第八十七話 この世的成功を追いかける大人の人間

他の生き物や、子供の人間は悟っている(覚醒している)。
わたしたち大人の人間だけが悟っていない(覚醒していない)で眠っている。
しかも、眠っているのは意識だけであって、体は一生眠っていない。
言い換えれば、眠っているのは体の一部である五感という外皮だけであり、五臓六腑の内臓は一生眠っていない、つまり、覚醒している(悟っている)。
大人になるということは、『自分は・・・』と思う自我意識(エゴ)が生まれることであり、その前の子供の人間は、他の生き物と同じように覚醒している(悟っている)わけですから、『自分は・・・』と思う自我意識(エゴ)が覚醒(悟り)を奪い取る元凶であることは明白です。
『自分は・・・』と思う自我意識(エゴ)がまだ無い子供の頃の睡眠は完全熟睡のNON-REM睡眠をしている、つまり、五感(意識)が完全に眠っている状態です。
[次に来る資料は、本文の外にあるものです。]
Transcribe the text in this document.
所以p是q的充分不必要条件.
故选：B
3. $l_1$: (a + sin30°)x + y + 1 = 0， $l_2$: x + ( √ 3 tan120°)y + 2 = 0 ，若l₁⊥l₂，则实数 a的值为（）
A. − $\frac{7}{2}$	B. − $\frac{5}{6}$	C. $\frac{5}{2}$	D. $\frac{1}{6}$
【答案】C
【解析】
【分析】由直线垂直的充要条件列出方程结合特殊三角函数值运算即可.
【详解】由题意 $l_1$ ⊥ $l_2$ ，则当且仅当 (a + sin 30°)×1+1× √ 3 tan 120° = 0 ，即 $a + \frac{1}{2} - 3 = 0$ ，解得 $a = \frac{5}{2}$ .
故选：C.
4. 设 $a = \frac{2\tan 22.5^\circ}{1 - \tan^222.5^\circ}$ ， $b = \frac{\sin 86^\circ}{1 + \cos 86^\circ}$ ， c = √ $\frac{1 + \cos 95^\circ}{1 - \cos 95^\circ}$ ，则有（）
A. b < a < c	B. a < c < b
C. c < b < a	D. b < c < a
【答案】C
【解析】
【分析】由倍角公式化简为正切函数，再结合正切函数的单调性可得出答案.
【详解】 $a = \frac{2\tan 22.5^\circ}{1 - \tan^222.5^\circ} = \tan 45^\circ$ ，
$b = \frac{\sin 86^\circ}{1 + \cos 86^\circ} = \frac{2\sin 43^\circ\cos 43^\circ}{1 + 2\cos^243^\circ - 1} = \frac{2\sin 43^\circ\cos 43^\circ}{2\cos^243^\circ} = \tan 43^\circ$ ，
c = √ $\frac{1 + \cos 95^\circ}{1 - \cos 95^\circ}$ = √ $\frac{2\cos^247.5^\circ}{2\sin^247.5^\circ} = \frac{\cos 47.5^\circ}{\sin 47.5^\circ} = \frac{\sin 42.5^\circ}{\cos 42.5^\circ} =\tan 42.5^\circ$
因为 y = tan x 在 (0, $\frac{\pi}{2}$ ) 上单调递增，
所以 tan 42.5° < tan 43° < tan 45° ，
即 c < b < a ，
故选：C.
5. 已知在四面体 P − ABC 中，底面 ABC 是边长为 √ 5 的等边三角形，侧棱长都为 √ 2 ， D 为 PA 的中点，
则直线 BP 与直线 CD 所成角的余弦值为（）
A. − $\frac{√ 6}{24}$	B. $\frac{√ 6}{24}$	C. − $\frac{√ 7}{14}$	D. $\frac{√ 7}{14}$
五感(意識)が完全に眠っている、つまり、完全に覚醒していないのに、どうして、覚醒している(悟っている)のでしょうか。
完全に覚醒している=完全に覚醒していない。
完全に眠っている=完全に眠っていない。
不完全(中途半端)に覚醒している=不完全(中途半端)に覚醒していない。
不完全(中途半端)に眠っている=不完全(中途半端)に眠っていない。
ここのところが極めて微妙ですから、よくよく脳みそに汗をかかしてください。
人生の妙がここに隠されています。
結局の処、
覚醒している(悟っている)とは完全なことを意味します。
覚醒していない(悟っていない)とは不完全、つまり、中途半端なことを意味します。
眠っているとは、意識(五感)だけが中途半端に覚醒していることを意味します。
完全か中途半端かの違いを示すバロメーターが時間です。
『自分は・・・』と思う自我意識(エゴ)がまだ無い子供の頃の睡眠は完全熟睡をしていて、眠りに就いた途端もう朝になって目が覚める。
つまり、時間の経過感覚(間覚)がない。
つまり、時間の観念すらないわけです。
つまり、『今、ここ』を生き切っている証明です。
『自分は・・・』と思う自我意識(エゴ)が時間の観念を持ち、更に、時間の概念を持っている。
時間の観念とは、時間の経過感覚(間覚=Feeling)のことです。
時間の概念とは、『過去・現在・未来』という「考え方(Idea)」のことです。
『今、ここ』にいると、時間の概念どころか、時間の観念すらないわけです。
それを完全と言い、覚醒(悟り)と言うのです。
『過去・現在・未来』に思いを馳せると、時間の観念を持つ結果、時間の概念を持つようになるのです。
それを不完全(中途半端)と言い、眠っている(迷っている)と言うのです。
生まれた時は完全であったのに、『自分は・・・』と思う自我意識(エゴ)を持つようになって不完全(中途半端)になったのです。
それがこの世的成功を追いかける、知性ある大人の人間の実相です。